As advisors, lawyers must also be aware of the ‘anti-avoidance’ provisions of the legislation. There is an anti-avoidance rule in s185R of the Tax Administration Act 1994 with application for both CRS and FATCA. In general terms, if “a” main purpose of entering into an arrangement is to avoid a requirement under that part of the Act, the arrangement will have no effect in relation to the person’s obligations under that part of the Act. ‘Arrangement’ has a very broad meaning.


AEOI/CRS and FATCA are closely aligned. Law firms will be able to leverage some of the work already undertaken for FATCA. However, there are some differences in approach.

The key differences include:

  • No withholding tax under CRS.
  • No minimum thresholds for individual accounts under CRS.
  • There are more FIs captured under CRS regime due to a more restrictive approach to defining Non-Reporting FIs.
  • Alternative due diligence for Pre-existing Individual Lower Value Accounts based on the residential address of the account holder. This difference in treatment is due to the USA taxing on basis of residence or citizenship, unlike the residential basis employed by most jurisdictions.

Further resources and next steps for lawyers

It is vital that lawyers are well on the way to preparing for AEOI/CRS ready for 1 July 2017.

The IRD’s website contains general information about AEOI/CRS and FATCA. The IRD’s Guidance also provides a comprehensive summary of CRS obligations and its practical application.

The New Zealand CRS Applied Standard is also available on the IRD’s website.

The IRD has produced a factsheet for Account Holders – IR 1033.

IRD intends producing further brochurised targeted guidance including about the position of trusts.

The Law Society has produced FATCA/CRS self-certification form templates – available here.

The OECD’s AEOI portal provides general information and a useful FAQ guide on the practical application of CRS.
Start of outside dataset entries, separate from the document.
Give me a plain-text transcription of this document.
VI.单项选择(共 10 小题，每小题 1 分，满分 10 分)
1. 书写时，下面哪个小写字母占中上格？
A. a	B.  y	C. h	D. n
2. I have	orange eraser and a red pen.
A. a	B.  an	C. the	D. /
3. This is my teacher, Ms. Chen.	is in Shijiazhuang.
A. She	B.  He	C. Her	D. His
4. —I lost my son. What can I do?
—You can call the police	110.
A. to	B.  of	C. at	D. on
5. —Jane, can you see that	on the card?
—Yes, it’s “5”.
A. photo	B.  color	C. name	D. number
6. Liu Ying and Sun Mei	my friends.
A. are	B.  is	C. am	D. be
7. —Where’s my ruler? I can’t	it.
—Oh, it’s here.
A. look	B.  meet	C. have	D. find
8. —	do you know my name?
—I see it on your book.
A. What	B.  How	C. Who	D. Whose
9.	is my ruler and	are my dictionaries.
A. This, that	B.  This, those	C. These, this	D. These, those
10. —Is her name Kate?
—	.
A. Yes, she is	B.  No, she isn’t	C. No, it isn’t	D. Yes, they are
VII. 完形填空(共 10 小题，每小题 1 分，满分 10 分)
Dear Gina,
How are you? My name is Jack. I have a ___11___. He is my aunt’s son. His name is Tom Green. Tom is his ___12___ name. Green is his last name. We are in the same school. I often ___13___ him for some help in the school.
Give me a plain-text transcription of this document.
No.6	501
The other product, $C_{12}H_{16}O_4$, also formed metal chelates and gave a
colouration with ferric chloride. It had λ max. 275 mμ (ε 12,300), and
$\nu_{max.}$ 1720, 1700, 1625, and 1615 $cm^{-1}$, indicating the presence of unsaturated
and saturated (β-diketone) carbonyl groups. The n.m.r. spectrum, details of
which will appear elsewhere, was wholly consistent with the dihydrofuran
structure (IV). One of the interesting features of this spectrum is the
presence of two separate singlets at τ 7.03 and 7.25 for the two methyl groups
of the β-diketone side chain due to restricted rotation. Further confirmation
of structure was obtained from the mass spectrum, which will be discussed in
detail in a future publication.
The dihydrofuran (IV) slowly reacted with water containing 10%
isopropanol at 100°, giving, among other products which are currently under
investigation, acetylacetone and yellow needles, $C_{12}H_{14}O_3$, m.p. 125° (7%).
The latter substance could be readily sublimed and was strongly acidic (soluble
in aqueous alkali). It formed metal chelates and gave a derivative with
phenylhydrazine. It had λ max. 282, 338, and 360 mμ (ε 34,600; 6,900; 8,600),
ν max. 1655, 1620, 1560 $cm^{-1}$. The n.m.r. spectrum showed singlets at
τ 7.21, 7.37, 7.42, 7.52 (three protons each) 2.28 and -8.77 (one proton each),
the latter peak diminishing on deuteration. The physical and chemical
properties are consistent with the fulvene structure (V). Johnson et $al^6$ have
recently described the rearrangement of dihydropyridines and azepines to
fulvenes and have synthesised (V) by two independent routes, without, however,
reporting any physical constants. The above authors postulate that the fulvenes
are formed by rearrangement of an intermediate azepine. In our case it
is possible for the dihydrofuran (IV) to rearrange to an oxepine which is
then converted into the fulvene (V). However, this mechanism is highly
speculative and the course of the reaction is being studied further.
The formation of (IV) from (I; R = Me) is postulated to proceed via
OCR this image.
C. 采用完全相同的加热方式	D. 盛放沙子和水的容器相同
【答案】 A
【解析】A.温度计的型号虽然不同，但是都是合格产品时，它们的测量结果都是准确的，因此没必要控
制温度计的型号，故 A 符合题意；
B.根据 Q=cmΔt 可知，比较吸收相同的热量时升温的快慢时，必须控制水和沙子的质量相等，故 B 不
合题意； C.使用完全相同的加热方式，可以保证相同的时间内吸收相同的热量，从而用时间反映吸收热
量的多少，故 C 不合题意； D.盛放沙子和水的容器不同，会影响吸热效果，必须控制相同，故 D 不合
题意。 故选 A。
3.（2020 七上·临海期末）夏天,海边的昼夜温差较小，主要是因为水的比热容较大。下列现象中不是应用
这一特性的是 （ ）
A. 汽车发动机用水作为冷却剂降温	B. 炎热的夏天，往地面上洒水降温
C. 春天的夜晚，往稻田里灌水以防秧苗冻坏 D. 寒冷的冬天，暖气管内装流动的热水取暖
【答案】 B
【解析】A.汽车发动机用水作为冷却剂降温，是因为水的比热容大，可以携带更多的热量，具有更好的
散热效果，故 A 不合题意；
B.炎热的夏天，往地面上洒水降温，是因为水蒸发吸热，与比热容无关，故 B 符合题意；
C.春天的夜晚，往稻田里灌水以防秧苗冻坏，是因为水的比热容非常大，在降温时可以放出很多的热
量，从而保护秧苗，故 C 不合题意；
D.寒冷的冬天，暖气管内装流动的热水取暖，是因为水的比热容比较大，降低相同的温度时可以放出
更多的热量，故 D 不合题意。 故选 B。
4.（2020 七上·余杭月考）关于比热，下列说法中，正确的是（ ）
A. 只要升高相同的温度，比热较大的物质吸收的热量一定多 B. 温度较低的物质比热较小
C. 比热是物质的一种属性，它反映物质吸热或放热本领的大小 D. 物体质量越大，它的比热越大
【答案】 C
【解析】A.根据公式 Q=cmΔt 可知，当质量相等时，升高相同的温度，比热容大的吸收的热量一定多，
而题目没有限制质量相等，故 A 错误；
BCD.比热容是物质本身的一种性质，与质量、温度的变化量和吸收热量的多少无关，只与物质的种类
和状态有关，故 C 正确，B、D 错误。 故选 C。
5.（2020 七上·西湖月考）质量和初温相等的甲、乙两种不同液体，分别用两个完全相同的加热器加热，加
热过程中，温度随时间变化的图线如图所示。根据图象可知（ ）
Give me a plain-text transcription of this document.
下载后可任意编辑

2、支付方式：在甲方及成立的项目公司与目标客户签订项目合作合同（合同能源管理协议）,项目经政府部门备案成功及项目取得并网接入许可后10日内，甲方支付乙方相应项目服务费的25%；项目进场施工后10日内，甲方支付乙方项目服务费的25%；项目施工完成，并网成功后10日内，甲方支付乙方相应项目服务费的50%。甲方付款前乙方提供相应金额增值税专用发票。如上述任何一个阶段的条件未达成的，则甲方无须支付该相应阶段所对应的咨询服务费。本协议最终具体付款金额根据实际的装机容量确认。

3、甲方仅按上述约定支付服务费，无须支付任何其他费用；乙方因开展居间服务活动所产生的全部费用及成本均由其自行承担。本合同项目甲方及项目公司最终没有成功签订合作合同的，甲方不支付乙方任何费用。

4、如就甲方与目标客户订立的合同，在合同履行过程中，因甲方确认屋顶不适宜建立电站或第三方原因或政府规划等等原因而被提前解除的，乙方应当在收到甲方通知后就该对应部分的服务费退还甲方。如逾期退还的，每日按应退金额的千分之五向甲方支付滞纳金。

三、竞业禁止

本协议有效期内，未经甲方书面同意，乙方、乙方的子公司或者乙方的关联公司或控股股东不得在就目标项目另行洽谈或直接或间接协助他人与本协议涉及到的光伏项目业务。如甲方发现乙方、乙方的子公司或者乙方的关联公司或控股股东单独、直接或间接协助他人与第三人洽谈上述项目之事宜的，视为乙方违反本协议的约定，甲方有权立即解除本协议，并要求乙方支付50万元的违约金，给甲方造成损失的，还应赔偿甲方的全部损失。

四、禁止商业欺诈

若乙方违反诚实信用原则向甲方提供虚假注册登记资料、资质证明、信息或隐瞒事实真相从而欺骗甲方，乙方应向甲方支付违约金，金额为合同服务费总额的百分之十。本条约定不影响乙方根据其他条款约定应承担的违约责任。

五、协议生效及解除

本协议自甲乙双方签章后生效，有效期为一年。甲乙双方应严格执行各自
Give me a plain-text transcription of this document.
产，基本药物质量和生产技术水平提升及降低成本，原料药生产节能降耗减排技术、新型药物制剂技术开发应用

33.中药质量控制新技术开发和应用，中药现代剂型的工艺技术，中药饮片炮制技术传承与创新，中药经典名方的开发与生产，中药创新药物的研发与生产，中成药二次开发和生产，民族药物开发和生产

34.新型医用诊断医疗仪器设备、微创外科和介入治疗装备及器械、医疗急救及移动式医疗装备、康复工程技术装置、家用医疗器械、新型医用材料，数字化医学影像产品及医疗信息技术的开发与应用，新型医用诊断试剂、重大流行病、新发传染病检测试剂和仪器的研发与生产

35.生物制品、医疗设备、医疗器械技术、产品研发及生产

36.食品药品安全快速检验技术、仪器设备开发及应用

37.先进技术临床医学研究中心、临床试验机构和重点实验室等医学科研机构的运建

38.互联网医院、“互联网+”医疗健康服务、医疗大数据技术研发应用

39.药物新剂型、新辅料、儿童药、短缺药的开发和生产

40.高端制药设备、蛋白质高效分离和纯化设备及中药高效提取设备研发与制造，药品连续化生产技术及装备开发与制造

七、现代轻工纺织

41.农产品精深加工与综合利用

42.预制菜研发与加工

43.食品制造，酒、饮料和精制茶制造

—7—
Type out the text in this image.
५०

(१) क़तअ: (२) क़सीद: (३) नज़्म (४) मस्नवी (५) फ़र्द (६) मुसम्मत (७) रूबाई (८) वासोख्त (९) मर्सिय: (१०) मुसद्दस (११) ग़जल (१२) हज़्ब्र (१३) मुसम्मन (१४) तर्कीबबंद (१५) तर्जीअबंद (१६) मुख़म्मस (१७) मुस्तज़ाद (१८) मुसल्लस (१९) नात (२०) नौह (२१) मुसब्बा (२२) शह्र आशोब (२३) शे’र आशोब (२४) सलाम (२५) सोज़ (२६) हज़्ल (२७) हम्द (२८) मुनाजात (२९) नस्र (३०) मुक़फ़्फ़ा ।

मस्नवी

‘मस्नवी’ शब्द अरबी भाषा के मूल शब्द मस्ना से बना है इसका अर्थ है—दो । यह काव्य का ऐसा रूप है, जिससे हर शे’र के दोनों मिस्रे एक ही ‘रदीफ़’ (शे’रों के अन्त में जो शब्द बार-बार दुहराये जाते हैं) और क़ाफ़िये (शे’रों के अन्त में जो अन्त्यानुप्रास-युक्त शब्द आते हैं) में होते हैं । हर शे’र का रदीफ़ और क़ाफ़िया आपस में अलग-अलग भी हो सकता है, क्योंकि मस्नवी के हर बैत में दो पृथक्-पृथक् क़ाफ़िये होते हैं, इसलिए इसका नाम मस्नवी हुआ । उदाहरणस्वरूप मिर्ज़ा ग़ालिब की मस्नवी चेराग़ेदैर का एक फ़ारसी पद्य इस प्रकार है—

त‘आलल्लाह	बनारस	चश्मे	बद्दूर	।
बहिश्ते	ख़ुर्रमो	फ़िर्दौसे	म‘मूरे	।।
Practical preparation steps for lawyers include:

  • Ensuring familiarity with the IRD’s guidance and the New Zealand CRS Applied Standard. Watch for any changes to the guidance and publication of further resources by IRD too;
  • Advising clients about the implementation of the CRS regime. This may include providing clients with a copy of IR1033;
  • Consider using the FATCA/CRS self-certification templates on NZLS’ website. Law firms should also contact the Bank holding the firm’s trust account to establish the Bank’s CRS requirements. The Bank may require use of its own self-certification template;
  • Review work already undertaken for FATCA and in train for AML/KYC to see what work can be leveraged to ensure the correct CRS processes are in place for firms. This could include review of the due diligence processes already in place and adapting AML forms to cover CRS/FATCA requirements;
  • Consider amending terms of engagement to reflect the requirement to obtain and disclose client information under the AML/FATCA and CRS regimes. Law firms may also wish to remind clients of the need to notify the firm of any relevant change in circumstances which may affect their status under CRS.
  • Lawyers acting as trustees or advising trustees should ensure they are familiar with the CRS and IRD’s guidance in respect of the position of trusts.